Patients Multiple sclerosis
Topic of the discussion
Posted on 4/2/19 2:04 AM
I recently commented to a discussion on here concerning tips and advice that we would give to those who are newly diagnosed with MS.
One of my recommendations was to understand that you will likely, if you are like me, to go through a grieving process and anger once you receive the diagnosis before you can finally come to accepting the diagnosis and enjoying your life within the limitations and diagnosis.
For me the stages of grieving were the 5 stages. After the diagnosis I was denial! I was certain the doctor was incorrect, so I sought out a few other opinions and still kept denying it was me. I was then angry with the diagnosis and upset that God would put this on me. I began to bargain and tell God I would do xyz, if He would just take this diagnosis away from me. I became depressed and found no enjoyment of life. I lived to control the symptoms, be in pain, and go to doctors visits and physical therapy. However, I finally, somehow, made it to the Acceptance stage where I am now able to accept the condition, my prognosis, my limits, etc. Acceptance allowed me to enjoy life once again, even if it was within the confines of the diagnosis.
Is anyone else's experience similar to mine? Did you go through the grieving stages?
Beginning of the discussion - 4/3/19Did you go through the 5 stages of grieving when diagnosed? https://www.carenity.us/forum/multiple-sclerosis/living-with-multiple-sclerosis/did-you-go-through-the-5-stages-of-grieving-wh-878
Posted on 4/3/19 3:15 AM
@siemprelucha yes. I did.
I still am somewhat in between stage 4, depression, and stage 5, acceptance.

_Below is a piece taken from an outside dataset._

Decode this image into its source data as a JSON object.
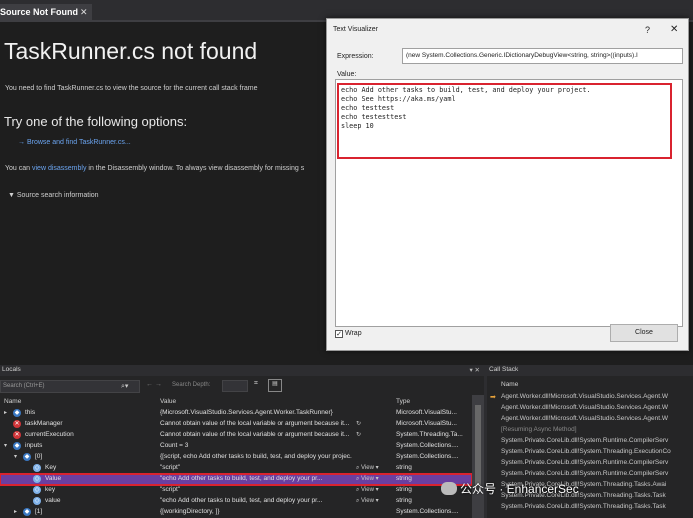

Although I have accepted my diagnosis, my limitations, and my future, I am NOT happy about it. I try to make the most of everything, but I still get depressed because life is already hard and having MS does not make it one ounce easier. There are a lot of worries for the future which cause future anxiety and depression... I wish I could get out of stage 4 entirely, but I do not think that is a possible thing. I think I can grow in acceptance, but depression will always be a part of me.
Posted on 5/17/19 7:12 AM
I can understand this.
Posted on 7/1/19 2:56 AM
@siemprelucha i just shared in another post how for me, it was also a while before i was able to fully accept and come to terms with my disease. i think similarly to you, there are still days that i am sad and depressed about my new limitations but to me, i see it as how many days say out of a month did i just accept what i was dealt with versus the days that i let depression overcome me? and lately, it's most days that i feel as if i did not let depression overcome me. i don't know if it is possible to fully accept the limitations, i guess it is, but for me it's definitely been living in stages 4/5 with stage 5 being where i spend most of my time and for me, that's enough.